Do you think that in the future EJB 3.2 (or even in next versions) the EJB should be modified to such degree that i.e. the transactions support would become easily available not only to the EJB's but also to the CDI managed beans?
Nowadays we've got EJB interceptors and CDI interceptors and decorators. We've got SLSB, SFSB and singleton beans and on the other hand we've got request, session and conversational CDI scoped beans.
It's quite hard for the Java EE newcomers to understand that under the Java EE umbrella we've got so many technologies that somehow overlaps each other responsibilities.
How do you think this situation -- and specification -- will evolve?
And the last question (yeah, I know - it's a cliché!): if, next to you, you would have a Spring developer who is used to the Spring approach, would you try to convince him to switch to or at least take a look at the EJB's 3.1? Do you think that besides the no-vendor-locking argument, EJB's still have something to offer for such developers?
Do you think that it's possible that the Spring and Java EE technologies would become an allies (or maybe they're already are?)
Thanks in advance for your time!
OCP Java SE 6 Programmer, OCM Java SE 6 Developer, OCE Java EE 6 JSPSD, OCE Java EE 6 EJBD, OCE Java EE 6 JPAD, Spring 3.0 Core Professional.
With regards to the future of EJB see: http://www.coderanch.com/t/548607/EJB-JEE/java/EJB-CookBook-next-EJB. Part of this effort should address the "Alignment and integration with the simplifications and enhancements made by related JSRs within the Java EE 7 Platform umbrella (e.g., CDI, JMS, Bean Validation, ...)". Hopefully this will minimize the confusion of some many related approaches offered by EE. It will get better but there will always be the legacy code to deal with.

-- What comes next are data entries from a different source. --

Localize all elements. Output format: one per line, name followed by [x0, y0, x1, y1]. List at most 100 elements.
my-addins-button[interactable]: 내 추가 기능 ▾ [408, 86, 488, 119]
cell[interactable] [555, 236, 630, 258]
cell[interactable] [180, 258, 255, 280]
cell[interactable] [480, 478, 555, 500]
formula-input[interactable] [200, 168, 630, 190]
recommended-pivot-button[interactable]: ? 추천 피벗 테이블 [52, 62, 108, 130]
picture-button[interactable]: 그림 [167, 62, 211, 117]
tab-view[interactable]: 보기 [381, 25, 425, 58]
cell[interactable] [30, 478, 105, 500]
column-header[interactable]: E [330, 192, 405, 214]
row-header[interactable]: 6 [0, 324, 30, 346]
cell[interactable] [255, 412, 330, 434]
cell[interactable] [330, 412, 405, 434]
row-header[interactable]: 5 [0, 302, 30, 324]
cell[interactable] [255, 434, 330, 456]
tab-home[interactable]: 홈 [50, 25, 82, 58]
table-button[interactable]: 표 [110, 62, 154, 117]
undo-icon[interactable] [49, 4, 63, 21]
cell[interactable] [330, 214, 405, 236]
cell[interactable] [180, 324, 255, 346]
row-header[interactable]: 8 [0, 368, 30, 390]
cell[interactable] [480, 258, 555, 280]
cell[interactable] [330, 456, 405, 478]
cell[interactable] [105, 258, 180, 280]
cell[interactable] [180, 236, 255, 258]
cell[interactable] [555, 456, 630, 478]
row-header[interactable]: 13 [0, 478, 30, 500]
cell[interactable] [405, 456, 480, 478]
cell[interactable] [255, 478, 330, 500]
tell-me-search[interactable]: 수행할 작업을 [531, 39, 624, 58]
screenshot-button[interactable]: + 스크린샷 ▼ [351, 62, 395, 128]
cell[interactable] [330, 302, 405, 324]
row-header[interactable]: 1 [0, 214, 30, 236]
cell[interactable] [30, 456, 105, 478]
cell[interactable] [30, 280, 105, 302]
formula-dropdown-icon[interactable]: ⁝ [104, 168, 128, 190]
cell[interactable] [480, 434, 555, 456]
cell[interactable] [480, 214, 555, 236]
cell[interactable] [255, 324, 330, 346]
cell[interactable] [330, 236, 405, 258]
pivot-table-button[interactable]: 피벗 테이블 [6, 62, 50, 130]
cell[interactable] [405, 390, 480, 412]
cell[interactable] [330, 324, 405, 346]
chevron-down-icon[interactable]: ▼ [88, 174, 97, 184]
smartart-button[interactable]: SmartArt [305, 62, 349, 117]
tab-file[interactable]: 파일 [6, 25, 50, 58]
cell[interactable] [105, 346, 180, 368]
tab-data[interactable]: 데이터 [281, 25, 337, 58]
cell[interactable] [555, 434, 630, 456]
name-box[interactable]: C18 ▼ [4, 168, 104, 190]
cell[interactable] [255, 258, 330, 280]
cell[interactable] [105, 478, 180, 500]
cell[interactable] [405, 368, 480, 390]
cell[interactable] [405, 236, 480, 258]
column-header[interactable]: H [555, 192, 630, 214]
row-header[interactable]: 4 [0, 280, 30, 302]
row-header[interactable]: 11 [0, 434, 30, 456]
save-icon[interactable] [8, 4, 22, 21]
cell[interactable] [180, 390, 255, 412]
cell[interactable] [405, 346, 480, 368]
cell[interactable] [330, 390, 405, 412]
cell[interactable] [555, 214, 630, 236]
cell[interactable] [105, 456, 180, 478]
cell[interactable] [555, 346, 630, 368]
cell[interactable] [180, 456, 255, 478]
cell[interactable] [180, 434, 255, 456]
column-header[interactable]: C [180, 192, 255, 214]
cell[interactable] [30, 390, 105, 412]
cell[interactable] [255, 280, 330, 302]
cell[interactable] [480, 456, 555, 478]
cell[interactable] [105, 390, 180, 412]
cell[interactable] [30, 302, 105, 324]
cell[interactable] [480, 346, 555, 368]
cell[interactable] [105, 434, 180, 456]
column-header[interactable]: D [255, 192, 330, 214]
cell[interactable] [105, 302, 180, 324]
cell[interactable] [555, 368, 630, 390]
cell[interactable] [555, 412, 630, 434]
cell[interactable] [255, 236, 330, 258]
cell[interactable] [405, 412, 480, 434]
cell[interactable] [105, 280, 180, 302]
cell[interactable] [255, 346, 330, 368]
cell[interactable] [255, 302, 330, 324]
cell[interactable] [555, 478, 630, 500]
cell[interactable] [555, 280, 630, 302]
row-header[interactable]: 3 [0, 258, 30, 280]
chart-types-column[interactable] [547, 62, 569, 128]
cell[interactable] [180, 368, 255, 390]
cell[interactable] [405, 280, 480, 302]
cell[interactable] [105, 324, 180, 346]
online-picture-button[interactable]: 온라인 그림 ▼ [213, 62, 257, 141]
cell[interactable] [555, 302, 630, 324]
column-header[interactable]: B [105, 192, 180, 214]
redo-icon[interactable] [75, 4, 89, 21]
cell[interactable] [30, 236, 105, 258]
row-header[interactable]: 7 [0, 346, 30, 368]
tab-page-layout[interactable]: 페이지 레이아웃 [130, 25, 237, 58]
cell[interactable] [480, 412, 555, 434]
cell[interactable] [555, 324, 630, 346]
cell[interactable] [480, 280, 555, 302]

We should always keep an open mind with regards to new and different technology. That is part of what makes this such as interesting field to be in. EJBs are probably better integrated with other technologies than Spring. Regardless, there are many factors other than technology that goes into the decision making process. I don't see Spring and EJB so much as enemies as simply different approaches to solving a common set of problems.